Question

Two concentric circles are of diameters 30 cm and 18 cm. Find the length of the chord of the larger circle which touches the smaller circle. [CBSE 2014]

Answer 1

Let O be the common centre of the two circles and AB be the chord of the larger circle which touches the smaller circle at C.

Join OA and OC. Then,

OC = $\frac{18}{2}$ cm = 9 cm and OA = $\frac{30}{2}$ cm = 15 cm

We know that the tangent at any point of a circle is perpendicular to the radius through the point of contact. Also, the perpendicular drawn from the centre of a circle to a chord bisects the chord.
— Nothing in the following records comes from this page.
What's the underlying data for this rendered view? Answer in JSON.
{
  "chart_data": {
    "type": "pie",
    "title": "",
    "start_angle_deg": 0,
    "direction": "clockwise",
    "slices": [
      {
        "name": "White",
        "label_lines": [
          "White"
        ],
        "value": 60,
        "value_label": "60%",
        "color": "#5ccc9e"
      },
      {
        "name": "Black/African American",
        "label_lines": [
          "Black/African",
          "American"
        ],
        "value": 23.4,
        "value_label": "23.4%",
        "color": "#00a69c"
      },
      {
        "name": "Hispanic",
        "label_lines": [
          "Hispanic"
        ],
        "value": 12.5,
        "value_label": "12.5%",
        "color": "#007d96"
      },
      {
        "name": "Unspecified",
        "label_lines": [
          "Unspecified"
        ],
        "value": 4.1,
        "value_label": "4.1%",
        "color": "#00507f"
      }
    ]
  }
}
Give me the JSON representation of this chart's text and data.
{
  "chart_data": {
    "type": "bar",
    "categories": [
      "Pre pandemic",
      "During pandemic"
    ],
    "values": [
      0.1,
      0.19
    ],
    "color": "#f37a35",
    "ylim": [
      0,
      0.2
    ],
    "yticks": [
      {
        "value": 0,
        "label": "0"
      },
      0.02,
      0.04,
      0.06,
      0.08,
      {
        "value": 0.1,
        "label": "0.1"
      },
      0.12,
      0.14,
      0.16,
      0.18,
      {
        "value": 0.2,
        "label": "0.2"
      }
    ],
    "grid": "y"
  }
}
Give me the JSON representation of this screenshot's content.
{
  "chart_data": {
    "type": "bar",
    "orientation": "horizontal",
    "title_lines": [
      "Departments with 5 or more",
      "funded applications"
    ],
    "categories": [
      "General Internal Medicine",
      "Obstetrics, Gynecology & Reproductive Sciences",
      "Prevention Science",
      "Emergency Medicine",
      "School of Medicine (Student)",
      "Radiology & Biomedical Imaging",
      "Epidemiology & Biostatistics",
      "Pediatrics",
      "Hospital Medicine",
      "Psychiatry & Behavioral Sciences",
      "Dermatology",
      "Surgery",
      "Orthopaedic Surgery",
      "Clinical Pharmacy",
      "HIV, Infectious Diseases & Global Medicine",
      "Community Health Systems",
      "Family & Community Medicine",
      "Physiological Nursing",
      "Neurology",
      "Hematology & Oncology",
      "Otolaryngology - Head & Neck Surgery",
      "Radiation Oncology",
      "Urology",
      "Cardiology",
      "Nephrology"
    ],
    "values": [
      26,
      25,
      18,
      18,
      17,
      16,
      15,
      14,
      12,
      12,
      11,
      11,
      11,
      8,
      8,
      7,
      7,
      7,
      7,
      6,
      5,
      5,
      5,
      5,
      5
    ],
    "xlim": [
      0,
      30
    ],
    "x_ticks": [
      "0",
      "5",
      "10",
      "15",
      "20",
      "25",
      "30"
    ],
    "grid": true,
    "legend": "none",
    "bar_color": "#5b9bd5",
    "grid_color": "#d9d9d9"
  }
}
∴ OC ⊥ AB and C is the mid-point of AB.

In right ∆OCA,

$$\begin{gathered} {\mathrm{OA}}^2={\mathrm{OC}}^2+{\mathrm{AC}}^2\left(\mathrm{Pythagoras}\mathrm{theorem}\right) \\ \Rightarrow {\mathrm{AC}}^2={\mathrm{OA}}^2-{\mathrm{OC}}^2 \\ \Rightarrow \mathrm{AC}=\sqrt{{15}^2-9^2} \\ \Rightarrow \mathrm{AC}=\sqrt{225-81}=\sqrt{144}=12\mathrm{cm} \end{gathered}$$

∴ AB = 2AC = 2 × 12 cm = 24 cm

Thus, the required length of the chord is 24 cm.